Он не говорил «больно».

Не говорил «устал». Не говорил «побудь рядом».
Сорок пять лет я не слышал от него ничего подобного.

А потом в октябре позвонила соседка тётя Люся и сказала:
Денис, твоему отцу плохо. Скорая уже едет.

— Твоему отцу плохо, скорая уже едет, — произнесла соседка. После сорока лет молчания железный человек сдал.

Я стоял посреди своего офиса на Таганке, держал телефон и
смотрел на экран ещё несколько секунд после того,
как она уже повесила трубку.

Отец плохо себя чувствовал. Мой отец, который однажды сам
вправил себе вывихнутое плечо, не сказав ни слова.

───⊰✫⊱───

Мы не были близки. Это короткая фраза, за которой — сорок лет.

Он работал на заводе. Вставал в пять, приходил в семь.
Ужинал молча. Смотрел новости. Ложился спать.
По выходным — огород на шести сотках в Кратово.
Меня брал редко. Когда брал — молчали вдвоём.

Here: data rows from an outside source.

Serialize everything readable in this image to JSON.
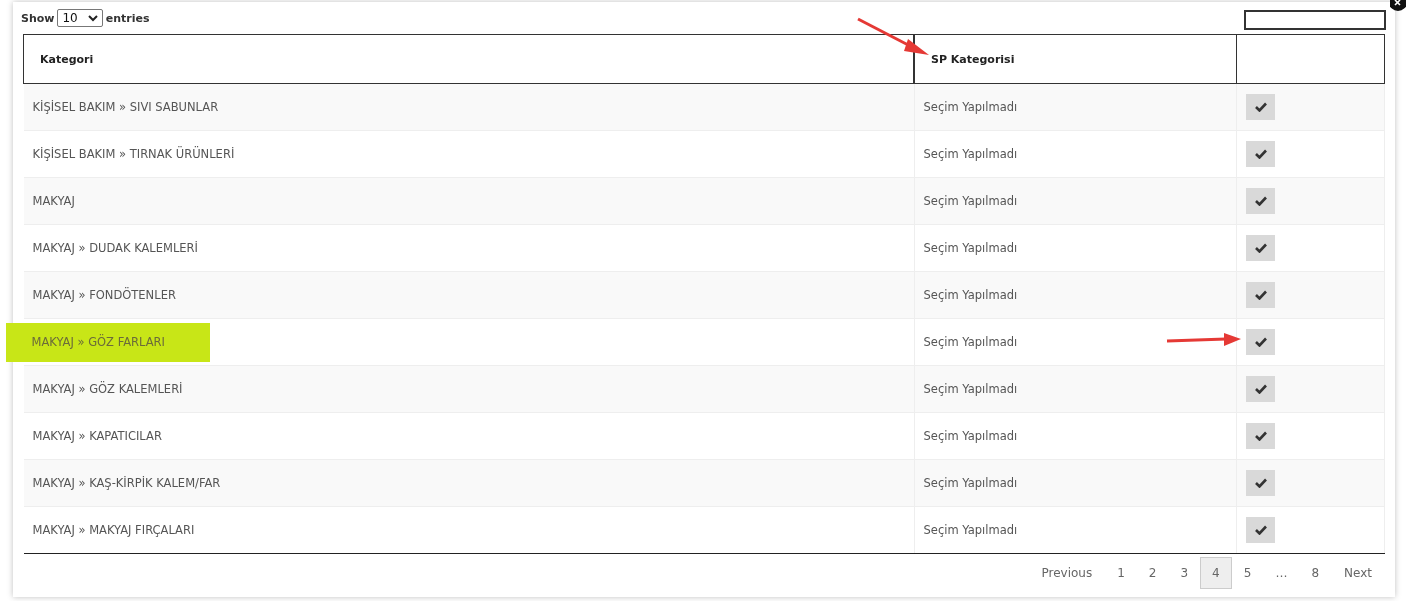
{
  "length_menu": {
    "label_before": "Show",
    "value": "10",
    "label_after": "entries"
  },
  "table": {
    "columns": [
      "Kategori",
      "SP Kategorisi"
    ],
    "rows": [
      {
        "category": "KİŞİSEL BAKIM » SIVI SABUNLAR",
        "sp_category": "Seçim Yapılmadı",
        "highlighted": false
      },
      {
        "category": "KİŞİSEL BAKIM » TIRNAK ÜRÜNLERİ",
        "sp_category": "Seçim Yapılmadı",
        "highlighted": false
      },
      {
        "category": "MAKYAJ",
        "sp_category": "Seçim Yapılmadı",
        "highlighted": false
      },
      {
        "category": "MAKYAJ » DUDAK KALEMLERİ",
        "sp_category": "Seçim Yapılmadı",
        "highlighted": false
      },
      {
        "category": "MAKYAJ » FONDÖTENLER",
        "sp_category": "Seçim Yapılmadı",
        "highlighted": false
      },
      {
        "category": "MAKYAJ » GÖZ FARLARI",
        "sp_category": "Seçim Yapılmadı",
        "highlighted": true
      },
      {
        "category": "MAKYAJ » GÖZ KALEMLERİ",
        "sp_category": "Seçim Yapılmadı",
        "highlighted": false
      },
      {
        "category": "MAKYAJ » KAPATICILAR",
        "sp_category": "Seçim Yapılmadı",
        "highlighted": false
      },
      {
        "category": "MAKYAJ » KAŞ-KİRPİK KALEM/FAR",
        "sp_category": "Seçim Yapılmadı",
        "highlighted": false
      },
      {
        "category": "MAKYAJ » MAKYAJ FIRÇALARI",
        "sp_category": "Seçim Yapılmadı",
        "highlighted": false
      }
    ]
  },
  "pagination": [
    {
      "label": "Previous",
      "kind": "nav",
      "selected": false
    },
    {
      "label": "1",
      "kind": "page",
      "selected": false
    },
    {
      "label": "2",
      "kind": "page",
      "selected": false
    },
    {
      "label": "3",
      "kind": "page",
      "selected": false
    },
    {
      "label": "4",
      "kind": "page",
      "selected": true
    },
    {
      "label": "5",
      "kind": "page",
      "selected": false
    },
    {
      "label": "…",
      "kind": "ellipsis",
      "selected": false
    },
    {
      "label": "8",
      "kind": "page",
      "selected": false
    },
    {
      "label": "Next",
      "kind": "nav",
      "selected": false
    }
  ]
}
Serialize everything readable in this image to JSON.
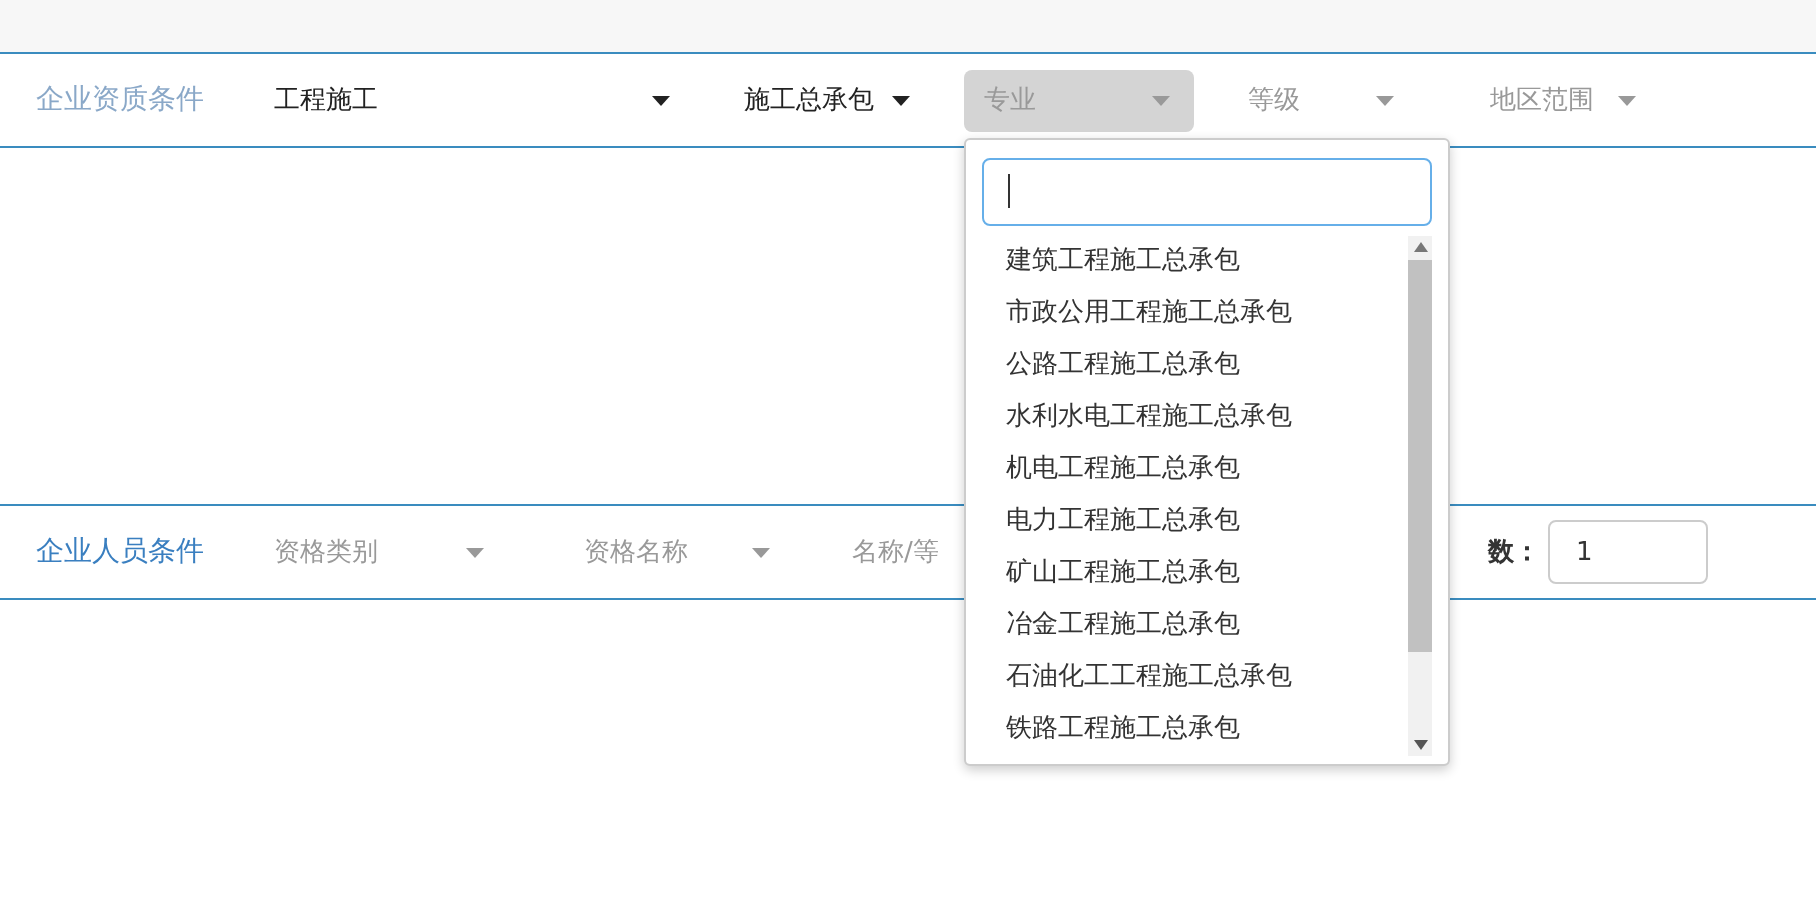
{
  "sections": [
    {
      "title": "企业资质条件",
      "fields": [
        {
          "kind": "select",
          "value": "工程施工",
          "open": false
        },
        {
          "kind": "select",
          "value": "施工总承包",
          "open": false
        },
        {
          "kind": "select",
          "placeholder": "专业",
          "open": true
        },
        {
          "kind": "select",
          "placeholder": "等级",
          "open": false
        },
        {
          "kind": "select",
          "placeholder": "地区范围",
          "open": false
        }
      ]
    },
    {
      "title": "企业人员条件",
      "fields": [
        {
          "kind": "select",
          "placeholder": "资格类别",
          "open": false
        },
        {
          "kind": "select",
          "placeholder": "资格名称",
          "open": false
        },
        {
          "kind": "text",
          "label": "名称/等"
        },
        {
          "kind": "number",
          "label": "数：",
          "value": "1"
        }
      ]
    }
  ],
  "dropdown": {
    "options": [
      "建筑工程施工总承包",
      "市政公用工程施工总承包",
      "公路工程施工总承包",
      "水利水电工程施工总承包",
      "机电工程施工总承包",
      "电力工程施工总承包",
      "矿山工程施工总承包",
      "冶金工程施工总承包",
      "石油化工工程施工总承包",
      "铁路工程施工总承包"
    ]
  }
}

Я долго думал, что он меня не любит.
Потом решил, что он просто такой — закрытый, твёрдый,
как те гвозди, которые он забивал в сарай одним ударом.
Потом перестал думать вообще.

Звонил на дни рождения. Он отвечал: «Нормально, работаю».
Я отвечал: «Ну и хорошо». Вешали трубку.

Одиннадцать месяцев назад всё изменилось.

───⊰✫⊱───

Диагноз поставили быстро — онкология, четвёртая стадия.
Оперировать не стали. Врач говорил долго и аккуратно,
подбирал слова. Я кивал и понимал только одно:
времени мало.

Я взял отпуск. Потом — ещё один.
Потом перевёл часть работы на удалёнку и переехал к нему.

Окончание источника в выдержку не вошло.